Kint J A, Dacremont G, Carton D, Orye E, Hooft C
Science. 1973 Jul 27;181(4097):352-4. doi: 10.1126/science.181.4097.352.
Total activities of acid hydrolases in liver of two patients with mucopolysaccharidosis are decreased for beta-galactosidase, alpha-galactosidase, and arylsulfatase A; total activities of four other hydrolases are normal or increased. The isoenzyme distribution of five hydrolases (beta-glucuronidase, alpha-glucosidase, beta- galactosidase, N-acetyl-beta-glucosaminidase, and alpha-galactosidase) is ábnormal in that the isoelectric points (by isoelectric focusing) of these enzymes are more acid than in control liver. Along with the isoenzyme abnormalities different kinds of glycolipids were stored in kidney, liver, and brain. The isoenzyme abnormalities can be reproduced in vitro by addition of chondroitin sulfate to a homogenate of normal liver, suggesting that stable binding occurs between mucopolysaccharides and the hydrolase molecules. After the addition of chondroitin sulfate, the total activity of beta-galactosidase is inhibited, whereas other hydrolases are affected only slightly or not at all.

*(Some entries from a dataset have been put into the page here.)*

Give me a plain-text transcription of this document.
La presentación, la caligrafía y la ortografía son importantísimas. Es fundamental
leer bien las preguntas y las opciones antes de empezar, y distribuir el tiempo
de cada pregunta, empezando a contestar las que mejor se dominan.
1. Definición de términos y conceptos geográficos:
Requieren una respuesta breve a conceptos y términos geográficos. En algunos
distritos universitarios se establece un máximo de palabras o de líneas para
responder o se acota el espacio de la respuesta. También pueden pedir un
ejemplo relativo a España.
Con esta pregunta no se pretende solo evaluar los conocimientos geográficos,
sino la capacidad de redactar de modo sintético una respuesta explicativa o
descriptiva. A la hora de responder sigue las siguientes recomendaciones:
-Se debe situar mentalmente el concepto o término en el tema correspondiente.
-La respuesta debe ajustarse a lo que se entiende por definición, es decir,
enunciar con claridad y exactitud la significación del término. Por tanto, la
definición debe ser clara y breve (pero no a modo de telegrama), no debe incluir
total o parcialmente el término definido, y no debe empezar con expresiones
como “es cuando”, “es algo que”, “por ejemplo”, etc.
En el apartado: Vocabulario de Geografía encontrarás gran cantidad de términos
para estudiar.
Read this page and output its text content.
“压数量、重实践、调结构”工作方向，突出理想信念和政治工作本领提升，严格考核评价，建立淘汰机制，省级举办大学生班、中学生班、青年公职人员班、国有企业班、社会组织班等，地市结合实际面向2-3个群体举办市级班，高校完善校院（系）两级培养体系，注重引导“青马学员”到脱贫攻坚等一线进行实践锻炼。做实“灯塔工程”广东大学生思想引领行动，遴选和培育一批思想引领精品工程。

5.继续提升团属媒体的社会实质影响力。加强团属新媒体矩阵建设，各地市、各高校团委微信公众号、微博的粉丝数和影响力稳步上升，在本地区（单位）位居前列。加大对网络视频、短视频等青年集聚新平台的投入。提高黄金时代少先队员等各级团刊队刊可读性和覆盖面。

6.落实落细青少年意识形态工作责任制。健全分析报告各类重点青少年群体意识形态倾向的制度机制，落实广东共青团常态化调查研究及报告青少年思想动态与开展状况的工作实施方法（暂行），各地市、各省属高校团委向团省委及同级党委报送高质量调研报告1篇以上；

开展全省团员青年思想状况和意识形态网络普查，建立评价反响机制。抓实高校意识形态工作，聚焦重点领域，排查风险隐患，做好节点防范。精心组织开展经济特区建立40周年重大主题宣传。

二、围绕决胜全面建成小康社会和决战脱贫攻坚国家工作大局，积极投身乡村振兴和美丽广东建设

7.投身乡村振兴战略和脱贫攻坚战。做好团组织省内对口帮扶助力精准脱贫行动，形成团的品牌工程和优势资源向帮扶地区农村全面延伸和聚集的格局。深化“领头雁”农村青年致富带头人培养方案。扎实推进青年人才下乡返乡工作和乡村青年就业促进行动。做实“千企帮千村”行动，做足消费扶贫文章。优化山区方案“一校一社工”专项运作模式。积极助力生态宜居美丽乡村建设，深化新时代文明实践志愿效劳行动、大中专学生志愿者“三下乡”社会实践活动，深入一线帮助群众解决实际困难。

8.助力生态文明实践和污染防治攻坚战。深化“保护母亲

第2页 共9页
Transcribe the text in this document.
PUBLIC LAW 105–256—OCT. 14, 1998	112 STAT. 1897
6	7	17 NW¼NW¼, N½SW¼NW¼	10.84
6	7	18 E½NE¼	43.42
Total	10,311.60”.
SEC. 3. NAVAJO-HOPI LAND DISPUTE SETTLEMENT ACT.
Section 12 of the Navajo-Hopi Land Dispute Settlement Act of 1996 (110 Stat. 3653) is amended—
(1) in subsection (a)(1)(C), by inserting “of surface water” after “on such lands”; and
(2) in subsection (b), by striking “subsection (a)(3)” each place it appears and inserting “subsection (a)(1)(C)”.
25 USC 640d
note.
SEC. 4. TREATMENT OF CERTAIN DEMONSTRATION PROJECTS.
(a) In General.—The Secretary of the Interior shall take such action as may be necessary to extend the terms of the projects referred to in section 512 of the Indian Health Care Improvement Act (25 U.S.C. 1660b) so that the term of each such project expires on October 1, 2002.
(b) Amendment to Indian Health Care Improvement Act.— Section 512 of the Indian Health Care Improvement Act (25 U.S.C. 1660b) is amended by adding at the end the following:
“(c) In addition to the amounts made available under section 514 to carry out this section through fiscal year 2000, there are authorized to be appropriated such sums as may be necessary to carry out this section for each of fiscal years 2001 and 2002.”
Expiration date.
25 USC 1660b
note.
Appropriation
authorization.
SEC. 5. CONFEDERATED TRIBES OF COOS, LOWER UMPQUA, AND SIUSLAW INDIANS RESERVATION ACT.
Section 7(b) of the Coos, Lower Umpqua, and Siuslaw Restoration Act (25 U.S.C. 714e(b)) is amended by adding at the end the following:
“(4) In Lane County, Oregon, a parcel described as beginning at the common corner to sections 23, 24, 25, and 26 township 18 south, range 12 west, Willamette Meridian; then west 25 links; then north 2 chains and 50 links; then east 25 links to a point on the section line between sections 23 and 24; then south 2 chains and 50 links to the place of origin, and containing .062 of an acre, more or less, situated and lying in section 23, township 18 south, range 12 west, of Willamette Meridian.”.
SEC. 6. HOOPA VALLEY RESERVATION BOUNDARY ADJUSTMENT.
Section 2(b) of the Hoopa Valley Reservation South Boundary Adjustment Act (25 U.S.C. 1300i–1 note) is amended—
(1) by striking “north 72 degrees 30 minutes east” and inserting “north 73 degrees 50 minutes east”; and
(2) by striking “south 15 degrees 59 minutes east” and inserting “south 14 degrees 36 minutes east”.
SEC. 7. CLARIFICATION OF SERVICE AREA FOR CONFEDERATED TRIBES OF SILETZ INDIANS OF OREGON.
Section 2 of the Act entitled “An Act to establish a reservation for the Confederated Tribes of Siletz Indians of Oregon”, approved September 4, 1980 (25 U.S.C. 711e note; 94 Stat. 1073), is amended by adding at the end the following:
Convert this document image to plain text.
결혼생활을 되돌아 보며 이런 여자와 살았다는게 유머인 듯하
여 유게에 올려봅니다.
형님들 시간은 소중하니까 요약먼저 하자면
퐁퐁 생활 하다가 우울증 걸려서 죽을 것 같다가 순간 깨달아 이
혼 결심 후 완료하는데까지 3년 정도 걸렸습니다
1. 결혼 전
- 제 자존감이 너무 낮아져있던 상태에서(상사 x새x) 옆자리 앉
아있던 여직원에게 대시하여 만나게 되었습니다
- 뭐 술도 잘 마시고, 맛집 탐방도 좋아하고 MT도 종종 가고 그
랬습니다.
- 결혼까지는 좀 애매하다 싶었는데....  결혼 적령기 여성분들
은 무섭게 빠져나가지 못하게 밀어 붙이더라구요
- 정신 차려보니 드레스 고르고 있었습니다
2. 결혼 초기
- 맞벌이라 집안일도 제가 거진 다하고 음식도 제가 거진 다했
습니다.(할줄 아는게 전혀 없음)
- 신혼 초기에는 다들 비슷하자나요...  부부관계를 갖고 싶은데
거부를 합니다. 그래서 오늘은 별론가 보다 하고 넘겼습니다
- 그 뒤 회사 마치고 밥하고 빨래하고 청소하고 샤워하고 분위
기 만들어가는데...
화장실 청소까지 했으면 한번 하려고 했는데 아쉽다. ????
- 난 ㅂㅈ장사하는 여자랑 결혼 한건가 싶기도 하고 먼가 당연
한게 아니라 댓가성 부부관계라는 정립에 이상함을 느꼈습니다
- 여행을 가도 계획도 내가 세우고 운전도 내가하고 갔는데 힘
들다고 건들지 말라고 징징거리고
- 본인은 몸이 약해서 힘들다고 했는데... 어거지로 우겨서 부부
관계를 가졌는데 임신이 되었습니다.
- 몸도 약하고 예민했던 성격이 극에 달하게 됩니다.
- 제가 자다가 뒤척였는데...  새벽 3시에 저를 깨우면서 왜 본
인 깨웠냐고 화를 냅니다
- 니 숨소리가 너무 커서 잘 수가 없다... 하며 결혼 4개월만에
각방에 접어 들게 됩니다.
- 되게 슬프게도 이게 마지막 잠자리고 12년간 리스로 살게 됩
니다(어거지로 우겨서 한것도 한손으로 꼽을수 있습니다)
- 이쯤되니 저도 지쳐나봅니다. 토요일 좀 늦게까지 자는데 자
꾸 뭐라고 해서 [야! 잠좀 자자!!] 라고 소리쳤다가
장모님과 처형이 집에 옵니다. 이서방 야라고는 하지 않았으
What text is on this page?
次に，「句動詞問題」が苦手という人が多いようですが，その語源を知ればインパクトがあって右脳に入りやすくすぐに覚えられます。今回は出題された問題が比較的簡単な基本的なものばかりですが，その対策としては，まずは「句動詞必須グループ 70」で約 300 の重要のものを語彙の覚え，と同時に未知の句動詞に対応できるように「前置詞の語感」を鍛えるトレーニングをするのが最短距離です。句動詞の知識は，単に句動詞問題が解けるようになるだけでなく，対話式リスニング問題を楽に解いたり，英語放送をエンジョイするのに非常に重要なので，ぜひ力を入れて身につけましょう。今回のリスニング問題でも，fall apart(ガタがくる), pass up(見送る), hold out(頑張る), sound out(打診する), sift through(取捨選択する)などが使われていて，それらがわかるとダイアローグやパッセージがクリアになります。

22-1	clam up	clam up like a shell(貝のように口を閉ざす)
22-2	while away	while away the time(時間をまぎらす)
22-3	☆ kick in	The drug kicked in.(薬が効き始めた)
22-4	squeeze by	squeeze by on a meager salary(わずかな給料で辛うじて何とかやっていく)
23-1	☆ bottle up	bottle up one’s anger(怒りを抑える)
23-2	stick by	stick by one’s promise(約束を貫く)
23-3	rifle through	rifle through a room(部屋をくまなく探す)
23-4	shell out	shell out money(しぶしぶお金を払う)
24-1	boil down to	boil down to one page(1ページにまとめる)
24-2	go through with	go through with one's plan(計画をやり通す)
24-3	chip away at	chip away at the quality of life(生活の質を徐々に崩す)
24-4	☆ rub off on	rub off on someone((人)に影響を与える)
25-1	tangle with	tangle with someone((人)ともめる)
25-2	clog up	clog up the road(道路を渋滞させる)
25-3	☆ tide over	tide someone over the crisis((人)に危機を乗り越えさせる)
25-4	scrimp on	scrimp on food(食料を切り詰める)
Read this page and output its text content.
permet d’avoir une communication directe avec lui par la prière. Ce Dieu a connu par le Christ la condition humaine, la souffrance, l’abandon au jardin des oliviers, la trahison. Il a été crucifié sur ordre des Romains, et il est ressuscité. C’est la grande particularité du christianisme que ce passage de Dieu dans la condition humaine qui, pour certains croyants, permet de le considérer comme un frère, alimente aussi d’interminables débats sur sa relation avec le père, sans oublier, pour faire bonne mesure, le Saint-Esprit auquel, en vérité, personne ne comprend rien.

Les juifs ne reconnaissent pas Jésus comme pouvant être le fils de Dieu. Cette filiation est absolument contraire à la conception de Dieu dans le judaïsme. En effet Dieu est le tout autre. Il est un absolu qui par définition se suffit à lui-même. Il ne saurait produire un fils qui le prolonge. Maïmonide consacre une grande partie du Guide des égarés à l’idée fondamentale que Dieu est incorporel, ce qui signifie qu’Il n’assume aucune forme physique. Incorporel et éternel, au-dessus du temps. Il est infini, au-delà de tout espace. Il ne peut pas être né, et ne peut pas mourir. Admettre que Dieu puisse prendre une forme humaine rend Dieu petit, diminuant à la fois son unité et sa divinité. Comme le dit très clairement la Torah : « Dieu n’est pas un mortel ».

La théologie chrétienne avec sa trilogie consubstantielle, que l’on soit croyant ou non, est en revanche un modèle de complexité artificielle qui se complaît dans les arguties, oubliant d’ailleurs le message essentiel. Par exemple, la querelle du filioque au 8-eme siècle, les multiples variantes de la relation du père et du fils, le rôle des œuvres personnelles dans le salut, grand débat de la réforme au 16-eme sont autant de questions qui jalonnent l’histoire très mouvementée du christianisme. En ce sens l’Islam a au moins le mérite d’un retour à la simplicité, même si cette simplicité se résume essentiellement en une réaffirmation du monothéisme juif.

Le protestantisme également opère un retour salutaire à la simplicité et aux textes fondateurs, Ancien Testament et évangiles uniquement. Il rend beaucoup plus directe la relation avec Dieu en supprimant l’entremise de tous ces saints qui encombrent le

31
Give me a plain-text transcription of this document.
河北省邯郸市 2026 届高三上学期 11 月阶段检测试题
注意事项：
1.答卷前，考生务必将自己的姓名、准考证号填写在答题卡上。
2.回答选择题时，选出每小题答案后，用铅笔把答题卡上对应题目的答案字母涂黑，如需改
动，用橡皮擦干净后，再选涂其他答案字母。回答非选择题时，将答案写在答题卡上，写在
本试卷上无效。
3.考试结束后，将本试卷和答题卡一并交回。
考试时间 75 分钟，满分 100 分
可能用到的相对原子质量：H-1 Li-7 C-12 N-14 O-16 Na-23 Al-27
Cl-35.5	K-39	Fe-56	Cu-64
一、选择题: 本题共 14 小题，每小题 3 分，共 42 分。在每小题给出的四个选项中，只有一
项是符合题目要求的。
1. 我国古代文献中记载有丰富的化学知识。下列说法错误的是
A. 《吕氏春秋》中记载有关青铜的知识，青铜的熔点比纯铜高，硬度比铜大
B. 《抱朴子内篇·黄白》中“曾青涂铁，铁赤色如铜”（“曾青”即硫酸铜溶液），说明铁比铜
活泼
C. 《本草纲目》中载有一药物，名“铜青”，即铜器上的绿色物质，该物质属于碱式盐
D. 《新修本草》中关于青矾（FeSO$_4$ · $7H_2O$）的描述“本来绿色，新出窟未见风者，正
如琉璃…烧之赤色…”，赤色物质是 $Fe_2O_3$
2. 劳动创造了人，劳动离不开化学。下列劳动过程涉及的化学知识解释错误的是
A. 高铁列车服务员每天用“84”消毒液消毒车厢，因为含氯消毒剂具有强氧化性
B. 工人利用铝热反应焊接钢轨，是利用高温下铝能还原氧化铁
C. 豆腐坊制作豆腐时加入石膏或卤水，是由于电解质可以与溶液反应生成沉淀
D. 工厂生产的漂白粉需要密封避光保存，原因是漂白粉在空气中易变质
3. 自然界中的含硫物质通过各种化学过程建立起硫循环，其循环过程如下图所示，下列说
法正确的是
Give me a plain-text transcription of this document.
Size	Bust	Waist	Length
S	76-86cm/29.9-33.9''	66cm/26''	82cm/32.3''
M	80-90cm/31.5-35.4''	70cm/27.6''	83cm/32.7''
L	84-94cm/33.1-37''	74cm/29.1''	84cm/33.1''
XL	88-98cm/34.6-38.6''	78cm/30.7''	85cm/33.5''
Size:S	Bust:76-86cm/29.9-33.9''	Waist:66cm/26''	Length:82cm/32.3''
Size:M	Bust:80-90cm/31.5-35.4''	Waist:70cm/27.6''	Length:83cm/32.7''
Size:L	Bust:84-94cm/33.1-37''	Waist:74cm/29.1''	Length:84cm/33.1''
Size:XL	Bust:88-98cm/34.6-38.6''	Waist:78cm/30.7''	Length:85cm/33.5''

两名黏多糖贮积症患者肝脏中酸性水解酶的总活性,对于β-半乳糖苷酶、α-半乳糖苷酶和芳基硫酸酯酶A而言有所降低;其他四种水解酶的总活性正常或升高。五种水解酶(β-葡萄糖醛酸酶、α-葡萄糖苷酶、β-半乳糖苷酶、N-乙酰-β-葡萄糖胺酶和α-半乳糖苷酶)的同工酶分布异常,即这些酶的等电点(通过等电聚焦法测定)比对照肝脏中的更偏酸性。除了同工酶异常外,不同种类的糖脂还贮积在肾脏、肝脏和大脑中。通过向正常肝脏匀浆中添加硫酸软骨素,可在体外重现同工酶异常,这表明黏多糖与水解酶分子之间发生了稳定结合。添加硫酸软骨素后,β-半乳糖苷酶的总活性受到抑制,而其他水解酶仅受到轻微影响或根本不受影响。